Benefit–risk assessment of vitamin D supplementation
Current intake recommendations of 200 to 600 IU vitamin D per day may be insufficient for important disease outcomes reduced by vitamin D.
This study assessed the benefit of higher-dose and higher achieved 25-hydroxyvitamin D levels [25(OH)D] versus any associated risk.
Methods and results
Based on double-blind randomized control trials (RCTs), eight for falls (n = 2426) and 12 for non-vertebral fractures (n = 42,279), there was a significant dose–response relationship between higher-dose and higher achieved 25(OH)D and greater fall and fracture prevention. Optimal benefits were observed at the highest dose tested to date for 700 to 1000 IU vitamin D per day or mean 25(OH)D between 75 and 110 nmol/l (30–44 ng/ml). Prospective cohort data on cardiovascular health and colorectal cancer prevention suggested increased benefits with the highest categories of 25(OH)D evaluated (median between 75 and 110 nmol/l). In 25 RCTs, mean serum calcium levels were not related to oral vitamin D up to 100,000 IU per day or achieved 25(OH)D up to 643 nmol/l. Mean levels of 75 to 110 nmol/l were reached in most RCTs with 1,800 to 4,000 IU vitamin D per day without risk.
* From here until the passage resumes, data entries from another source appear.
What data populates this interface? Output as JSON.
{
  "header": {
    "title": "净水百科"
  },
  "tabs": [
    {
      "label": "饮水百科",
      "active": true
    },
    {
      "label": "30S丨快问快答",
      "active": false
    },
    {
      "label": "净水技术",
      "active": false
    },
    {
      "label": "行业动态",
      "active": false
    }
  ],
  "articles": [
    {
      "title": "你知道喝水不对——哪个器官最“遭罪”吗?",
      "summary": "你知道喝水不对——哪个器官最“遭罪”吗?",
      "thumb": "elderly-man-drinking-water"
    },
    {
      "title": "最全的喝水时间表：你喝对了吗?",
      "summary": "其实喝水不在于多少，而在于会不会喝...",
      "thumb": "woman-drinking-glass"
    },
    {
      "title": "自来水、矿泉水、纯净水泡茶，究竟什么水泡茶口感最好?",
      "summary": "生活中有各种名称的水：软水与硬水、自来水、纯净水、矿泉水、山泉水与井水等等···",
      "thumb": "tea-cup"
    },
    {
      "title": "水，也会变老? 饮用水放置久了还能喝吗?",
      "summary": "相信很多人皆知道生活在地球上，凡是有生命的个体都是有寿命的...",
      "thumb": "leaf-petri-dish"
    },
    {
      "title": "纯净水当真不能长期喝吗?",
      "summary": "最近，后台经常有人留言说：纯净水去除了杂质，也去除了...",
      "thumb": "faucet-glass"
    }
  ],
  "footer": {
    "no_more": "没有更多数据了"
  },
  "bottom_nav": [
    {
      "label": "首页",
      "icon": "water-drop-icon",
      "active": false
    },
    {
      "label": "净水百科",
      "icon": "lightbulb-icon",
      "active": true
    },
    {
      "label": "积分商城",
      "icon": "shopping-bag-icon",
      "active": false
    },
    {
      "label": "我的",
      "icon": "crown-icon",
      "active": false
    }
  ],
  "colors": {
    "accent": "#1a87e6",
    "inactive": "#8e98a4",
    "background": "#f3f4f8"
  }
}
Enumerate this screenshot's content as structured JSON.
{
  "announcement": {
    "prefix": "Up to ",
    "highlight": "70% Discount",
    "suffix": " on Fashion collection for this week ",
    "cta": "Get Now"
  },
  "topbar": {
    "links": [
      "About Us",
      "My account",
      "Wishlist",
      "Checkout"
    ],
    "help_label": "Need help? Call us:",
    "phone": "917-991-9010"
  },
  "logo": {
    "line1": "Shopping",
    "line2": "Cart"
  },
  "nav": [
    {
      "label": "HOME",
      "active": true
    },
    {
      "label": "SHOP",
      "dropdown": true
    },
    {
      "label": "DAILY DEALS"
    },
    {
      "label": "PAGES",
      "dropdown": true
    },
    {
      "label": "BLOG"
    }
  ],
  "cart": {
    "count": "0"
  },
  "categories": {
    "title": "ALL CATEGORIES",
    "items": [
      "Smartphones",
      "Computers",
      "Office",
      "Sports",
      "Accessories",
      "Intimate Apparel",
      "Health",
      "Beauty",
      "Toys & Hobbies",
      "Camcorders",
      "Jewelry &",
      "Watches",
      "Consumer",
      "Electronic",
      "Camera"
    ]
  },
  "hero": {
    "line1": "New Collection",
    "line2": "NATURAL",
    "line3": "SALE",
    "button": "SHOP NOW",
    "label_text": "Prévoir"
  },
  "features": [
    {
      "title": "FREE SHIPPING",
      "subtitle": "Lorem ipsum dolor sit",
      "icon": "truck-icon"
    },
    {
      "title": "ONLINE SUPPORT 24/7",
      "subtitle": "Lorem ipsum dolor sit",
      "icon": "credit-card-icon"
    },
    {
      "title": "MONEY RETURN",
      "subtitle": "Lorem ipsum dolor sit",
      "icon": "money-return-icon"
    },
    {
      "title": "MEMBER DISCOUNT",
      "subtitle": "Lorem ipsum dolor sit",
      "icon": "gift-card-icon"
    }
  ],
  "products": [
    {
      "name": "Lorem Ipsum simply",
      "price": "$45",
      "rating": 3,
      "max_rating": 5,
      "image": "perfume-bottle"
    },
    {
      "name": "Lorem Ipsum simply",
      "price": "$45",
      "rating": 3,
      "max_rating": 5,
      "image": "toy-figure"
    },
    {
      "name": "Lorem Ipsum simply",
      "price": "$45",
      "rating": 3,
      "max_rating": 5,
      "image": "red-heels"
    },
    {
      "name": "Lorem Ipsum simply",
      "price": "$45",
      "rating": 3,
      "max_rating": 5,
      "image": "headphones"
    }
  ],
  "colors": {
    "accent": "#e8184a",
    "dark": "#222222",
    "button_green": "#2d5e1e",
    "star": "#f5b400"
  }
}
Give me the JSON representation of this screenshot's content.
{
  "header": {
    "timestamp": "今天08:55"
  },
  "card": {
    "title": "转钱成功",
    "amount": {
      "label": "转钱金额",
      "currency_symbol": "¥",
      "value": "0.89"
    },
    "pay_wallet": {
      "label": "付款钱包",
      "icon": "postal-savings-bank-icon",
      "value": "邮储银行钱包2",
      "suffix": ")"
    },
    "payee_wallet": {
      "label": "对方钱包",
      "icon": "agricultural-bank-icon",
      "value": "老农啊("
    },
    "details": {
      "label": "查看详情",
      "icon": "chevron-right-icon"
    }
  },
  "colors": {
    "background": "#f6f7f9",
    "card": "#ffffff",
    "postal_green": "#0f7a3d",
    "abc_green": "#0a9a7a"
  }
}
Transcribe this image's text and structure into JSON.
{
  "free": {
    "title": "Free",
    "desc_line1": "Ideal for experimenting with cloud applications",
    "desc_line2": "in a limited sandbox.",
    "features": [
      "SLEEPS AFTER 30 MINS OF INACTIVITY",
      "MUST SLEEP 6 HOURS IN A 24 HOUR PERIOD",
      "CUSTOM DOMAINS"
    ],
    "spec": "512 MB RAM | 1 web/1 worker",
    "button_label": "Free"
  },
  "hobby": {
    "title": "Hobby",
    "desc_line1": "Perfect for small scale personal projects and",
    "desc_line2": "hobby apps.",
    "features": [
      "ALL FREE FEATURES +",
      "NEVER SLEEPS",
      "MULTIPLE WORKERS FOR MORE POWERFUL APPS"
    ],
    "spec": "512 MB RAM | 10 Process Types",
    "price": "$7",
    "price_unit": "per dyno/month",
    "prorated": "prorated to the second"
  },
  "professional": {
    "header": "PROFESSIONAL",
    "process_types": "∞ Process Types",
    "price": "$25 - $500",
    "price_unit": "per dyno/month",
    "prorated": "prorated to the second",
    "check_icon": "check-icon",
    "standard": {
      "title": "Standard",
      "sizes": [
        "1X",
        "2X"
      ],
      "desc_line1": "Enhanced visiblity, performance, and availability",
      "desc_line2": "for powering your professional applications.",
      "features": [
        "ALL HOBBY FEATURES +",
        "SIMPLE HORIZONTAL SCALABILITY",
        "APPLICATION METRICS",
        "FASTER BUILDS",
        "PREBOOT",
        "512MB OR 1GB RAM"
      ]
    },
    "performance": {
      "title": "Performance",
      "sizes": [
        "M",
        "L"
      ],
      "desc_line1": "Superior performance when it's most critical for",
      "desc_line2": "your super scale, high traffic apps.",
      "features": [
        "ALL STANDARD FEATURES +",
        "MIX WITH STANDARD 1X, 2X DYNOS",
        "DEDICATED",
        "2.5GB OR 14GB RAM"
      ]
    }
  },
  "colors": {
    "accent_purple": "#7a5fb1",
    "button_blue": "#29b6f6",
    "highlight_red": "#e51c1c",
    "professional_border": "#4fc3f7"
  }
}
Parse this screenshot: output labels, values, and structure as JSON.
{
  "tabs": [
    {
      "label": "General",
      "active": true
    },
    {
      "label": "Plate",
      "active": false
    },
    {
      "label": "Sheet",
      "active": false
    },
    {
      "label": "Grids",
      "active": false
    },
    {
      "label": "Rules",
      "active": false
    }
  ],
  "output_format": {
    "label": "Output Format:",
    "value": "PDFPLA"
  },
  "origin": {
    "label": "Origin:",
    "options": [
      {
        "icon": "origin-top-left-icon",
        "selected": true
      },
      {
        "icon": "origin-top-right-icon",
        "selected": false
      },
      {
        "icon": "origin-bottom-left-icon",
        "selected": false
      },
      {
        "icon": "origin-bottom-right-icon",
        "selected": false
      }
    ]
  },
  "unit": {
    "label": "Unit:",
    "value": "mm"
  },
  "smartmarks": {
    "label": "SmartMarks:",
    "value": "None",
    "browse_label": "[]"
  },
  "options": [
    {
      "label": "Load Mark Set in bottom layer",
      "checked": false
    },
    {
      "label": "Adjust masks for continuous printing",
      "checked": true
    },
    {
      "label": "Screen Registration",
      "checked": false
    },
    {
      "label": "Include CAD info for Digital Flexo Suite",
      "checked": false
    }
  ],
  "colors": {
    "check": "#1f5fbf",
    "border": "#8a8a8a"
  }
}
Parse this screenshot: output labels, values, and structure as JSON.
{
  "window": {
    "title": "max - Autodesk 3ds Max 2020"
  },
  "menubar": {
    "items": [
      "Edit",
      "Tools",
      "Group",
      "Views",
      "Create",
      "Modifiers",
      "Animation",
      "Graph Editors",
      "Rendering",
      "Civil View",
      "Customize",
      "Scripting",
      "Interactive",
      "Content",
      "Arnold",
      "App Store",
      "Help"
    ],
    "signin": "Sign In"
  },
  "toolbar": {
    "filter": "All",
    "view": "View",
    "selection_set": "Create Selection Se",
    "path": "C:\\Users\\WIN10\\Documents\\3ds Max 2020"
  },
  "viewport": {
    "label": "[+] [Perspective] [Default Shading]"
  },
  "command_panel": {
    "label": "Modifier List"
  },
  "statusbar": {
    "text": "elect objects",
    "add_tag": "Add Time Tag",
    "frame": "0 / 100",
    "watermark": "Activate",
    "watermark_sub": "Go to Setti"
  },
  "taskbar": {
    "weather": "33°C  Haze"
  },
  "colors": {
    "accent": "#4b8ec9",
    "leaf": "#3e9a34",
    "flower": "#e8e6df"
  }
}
Our analysis suggests that mean serum 25(OH)D levels of about 75 to 110 nmol/l provide optimal benefits for all investigated endpoints without increasing health risks. These levels can be best obtained with oral doses in the range of 1,800 to 4,000 IU vitamin D per day; further work is needed, including subject and environment factors, to better define the doses that will achieve optimal blood levels in the large majority of the population.